Lange hat die Bundesregierung gerungen, nun ist eine Entscheidung gefallen: Die Bahn soll sich von der Logistiktochter Schenker trennen. Das könnte gut 15 Milliarden Euro einbringen.
Lkw mit DB-Schenker-Logo: Die gewinnstarke Logistiktochter der Bahn wird verkauft

Lkw mit DB-Schenker-Logo: Die gewinnstarke Logistiktochter der Bahn wird verkauft

Foto: Jochen Tack / IMAGO

Die Bundesregierung hat sich nach übereinstimmenden Informationen des SPIEGEL und Reuters nach langem Ringen zu einem Verkauf der internationalen Bahn-Logistiktochter Schenker entschlossen. Eine Arbeitsgruppe von Bund und Bahn habe den Grundsatzbeschluss kürzlich gefasst, sagten Regierungs- und Branchenvertreter der Nachrichtenagentur Reuters, die zuerst über die Entscheidung berichtet hatte.

Demnach soll der Aufsichtsrat des Staatskonzerns möglichst noch dieses Jahr die Trennung von Schenker billigen, voraussichtlich in einer Sondersitzung. Dabei solle sowohl ein Direktverkauf als auch ein Börsengang als Option geprüft werden. Man wolle sich nicht unter Zeitdruck setzen lassen, ein Verkauf erst 2024 sei denkbar. Weder das federführende Bundesverkehrsministerium noch die Bahn wollten die Informationen kommentieren.

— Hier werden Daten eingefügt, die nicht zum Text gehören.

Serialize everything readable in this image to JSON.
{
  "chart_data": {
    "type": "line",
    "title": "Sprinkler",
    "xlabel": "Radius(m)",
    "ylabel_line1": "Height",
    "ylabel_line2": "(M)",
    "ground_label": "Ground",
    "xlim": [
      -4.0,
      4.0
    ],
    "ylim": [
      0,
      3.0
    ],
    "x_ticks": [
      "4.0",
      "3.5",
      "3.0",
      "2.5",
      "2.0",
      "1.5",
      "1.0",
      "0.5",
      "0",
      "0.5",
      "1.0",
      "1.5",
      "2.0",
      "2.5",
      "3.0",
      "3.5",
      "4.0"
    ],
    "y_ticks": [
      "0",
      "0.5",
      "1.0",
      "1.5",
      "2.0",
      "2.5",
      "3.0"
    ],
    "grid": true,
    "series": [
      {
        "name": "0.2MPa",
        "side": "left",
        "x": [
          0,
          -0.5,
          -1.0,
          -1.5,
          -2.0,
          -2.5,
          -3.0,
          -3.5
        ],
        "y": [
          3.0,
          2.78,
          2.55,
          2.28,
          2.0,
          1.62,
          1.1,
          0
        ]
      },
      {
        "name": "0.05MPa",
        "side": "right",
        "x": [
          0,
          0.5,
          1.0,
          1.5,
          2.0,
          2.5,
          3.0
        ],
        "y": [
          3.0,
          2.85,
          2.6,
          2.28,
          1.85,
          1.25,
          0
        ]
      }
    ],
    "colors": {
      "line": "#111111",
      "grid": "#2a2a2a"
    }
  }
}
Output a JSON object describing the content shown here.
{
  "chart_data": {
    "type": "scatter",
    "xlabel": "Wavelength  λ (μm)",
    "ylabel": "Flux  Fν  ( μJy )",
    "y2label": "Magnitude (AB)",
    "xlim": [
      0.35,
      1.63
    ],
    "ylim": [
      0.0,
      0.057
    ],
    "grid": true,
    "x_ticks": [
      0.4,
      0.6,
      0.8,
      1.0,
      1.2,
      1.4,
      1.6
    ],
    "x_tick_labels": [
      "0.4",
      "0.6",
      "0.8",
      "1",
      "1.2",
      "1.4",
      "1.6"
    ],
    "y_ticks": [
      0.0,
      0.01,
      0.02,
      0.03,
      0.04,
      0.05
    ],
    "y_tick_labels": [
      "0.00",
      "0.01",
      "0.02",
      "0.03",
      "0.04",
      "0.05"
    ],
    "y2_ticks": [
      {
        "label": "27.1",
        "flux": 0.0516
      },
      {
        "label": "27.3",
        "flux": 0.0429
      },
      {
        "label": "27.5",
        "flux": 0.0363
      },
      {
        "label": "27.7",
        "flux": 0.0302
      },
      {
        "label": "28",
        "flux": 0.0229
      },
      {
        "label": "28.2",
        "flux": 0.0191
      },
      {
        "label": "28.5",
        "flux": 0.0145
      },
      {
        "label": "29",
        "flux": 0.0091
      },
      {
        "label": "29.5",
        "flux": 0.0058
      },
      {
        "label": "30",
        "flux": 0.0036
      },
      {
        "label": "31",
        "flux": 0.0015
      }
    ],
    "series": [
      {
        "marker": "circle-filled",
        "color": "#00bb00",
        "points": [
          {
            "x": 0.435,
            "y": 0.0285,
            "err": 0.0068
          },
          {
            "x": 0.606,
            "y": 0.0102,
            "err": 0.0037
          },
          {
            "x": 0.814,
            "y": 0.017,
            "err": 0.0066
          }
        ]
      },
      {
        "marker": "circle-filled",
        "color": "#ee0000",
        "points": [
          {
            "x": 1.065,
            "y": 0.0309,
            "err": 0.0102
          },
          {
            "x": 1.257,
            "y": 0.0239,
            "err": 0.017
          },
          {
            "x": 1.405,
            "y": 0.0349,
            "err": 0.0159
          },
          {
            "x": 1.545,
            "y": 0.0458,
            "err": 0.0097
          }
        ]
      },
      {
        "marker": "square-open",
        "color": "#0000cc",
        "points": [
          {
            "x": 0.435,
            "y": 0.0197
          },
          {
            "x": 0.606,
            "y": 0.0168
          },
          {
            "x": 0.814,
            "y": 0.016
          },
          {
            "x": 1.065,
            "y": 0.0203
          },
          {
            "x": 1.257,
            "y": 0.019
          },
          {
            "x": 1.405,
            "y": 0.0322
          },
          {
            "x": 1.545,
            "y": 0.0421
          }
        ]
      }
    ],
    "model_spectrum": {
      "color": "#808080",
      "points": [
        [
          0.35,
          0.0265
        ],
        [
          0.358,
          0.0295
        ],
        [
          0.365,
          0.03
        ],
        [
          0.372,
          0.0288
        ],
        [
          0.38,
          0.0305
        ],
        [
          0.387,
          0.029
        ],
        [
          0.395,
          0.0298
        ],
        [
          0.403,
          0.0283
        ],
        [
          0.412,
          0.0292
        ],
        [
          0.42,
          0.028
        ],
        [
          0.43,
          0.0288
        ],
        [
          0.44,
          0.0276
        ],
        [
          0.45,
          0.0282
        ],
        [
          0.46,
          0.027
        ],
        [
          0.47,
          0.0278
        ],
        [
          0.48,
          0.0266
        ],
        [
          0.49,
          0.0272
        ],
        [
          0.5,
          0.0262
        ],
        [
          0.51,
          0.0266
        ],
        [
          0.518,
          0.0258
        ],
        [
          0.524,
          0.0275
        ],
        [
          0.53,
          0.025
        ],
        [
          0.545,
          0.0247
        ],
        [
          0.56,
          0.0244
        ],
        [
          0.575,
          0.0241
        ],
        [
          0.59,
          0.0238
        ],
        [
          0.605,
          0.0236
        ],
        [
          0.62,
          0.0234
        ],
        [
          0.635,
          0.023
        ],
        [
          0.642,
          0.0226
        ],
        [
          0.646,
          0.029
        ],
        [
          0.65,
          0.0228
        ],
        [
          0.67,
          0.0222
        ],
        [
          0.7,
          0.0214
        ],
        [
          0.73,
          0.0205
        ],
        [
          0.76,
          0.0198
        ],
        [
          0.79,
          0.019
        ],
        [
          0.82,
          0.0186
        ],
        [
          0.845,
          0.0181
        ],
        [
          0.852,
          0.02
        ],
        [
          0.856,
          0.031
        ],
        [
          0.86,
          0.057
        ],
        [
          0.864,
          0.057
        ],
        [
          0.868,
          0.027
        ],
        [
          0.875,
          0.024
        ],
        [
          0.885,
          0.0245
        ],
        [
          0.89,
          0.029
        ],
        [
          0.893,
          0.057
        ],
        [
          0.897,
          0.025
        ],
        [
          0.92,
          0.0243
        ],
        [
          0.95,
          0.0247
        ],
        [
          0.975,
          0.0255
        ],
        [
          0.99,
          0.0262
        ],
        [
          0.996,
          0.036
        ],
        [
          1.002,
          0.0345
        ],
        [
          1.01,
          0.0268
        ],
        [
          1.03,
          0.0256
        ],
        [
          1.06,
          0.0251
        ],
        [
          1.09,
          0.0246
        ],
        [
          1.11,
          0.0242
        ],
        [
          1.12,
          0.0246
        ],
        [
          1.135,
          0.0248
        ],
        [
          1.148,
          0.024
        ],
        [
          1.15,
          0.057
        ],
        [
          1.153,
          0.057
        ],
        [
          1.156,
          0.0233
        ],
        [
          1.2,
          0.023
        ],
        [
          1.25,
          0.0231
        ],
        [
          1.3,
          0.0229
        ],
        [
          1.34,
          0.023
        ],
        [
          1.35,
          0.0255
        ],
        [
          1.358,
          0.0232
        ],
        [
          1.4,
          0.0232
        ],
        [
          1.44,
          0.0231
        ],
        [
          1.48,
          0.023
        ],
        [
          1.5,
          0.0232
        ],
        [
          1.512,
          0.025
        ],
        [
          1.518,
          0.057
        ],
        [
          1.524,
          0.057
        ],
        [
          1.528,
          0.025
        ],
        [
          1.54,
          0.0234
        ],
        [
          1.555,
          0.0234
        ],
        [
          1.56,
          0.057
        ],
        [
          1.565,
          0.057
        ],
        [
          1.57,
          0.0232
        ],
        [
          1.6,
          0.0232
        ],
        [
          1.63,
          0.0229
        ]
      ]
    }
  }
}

Nach SPIEGEL-Informationen will die Bundesregierung, dass die Verkaufserlöse für die Sanierung der Infrastruktur verwendet werden. Im Gegenzug könnten dann die dafür vorgesehenen Mittel aus dem Bundeshaushalt verringert werden. Der Schenker-Verkauf könnte demnach gut 15 Milliarden Euro einbringen. Dann würden allerdings auch die recht beständig sprudelnden Gewinne der Frachttochter wegfallen, die bislang der Bahn zur Verfügung standen, unter anderem um die Zugflotte zu modernisieren.

Der in Essen ansässige Logistikdienstleister Schenker mit seinen weltweit 75.000 Mitarbeitern steht für mehr als ein Drittel des Umsatzes der Deutschen Bahn. Im ersten Halbjahr 2022 erzielte Schenker einen Betriebsgewinn von fast 1,2 Milliarden Euro und hievte damit den Gesamtkonzern wieder in die Gewinnzone. Im Zuge der Coronakrise und angespannter Lieferketten waren Logistiker gefragt, die Preise für See- und besonders Luftfracht stiegen stark.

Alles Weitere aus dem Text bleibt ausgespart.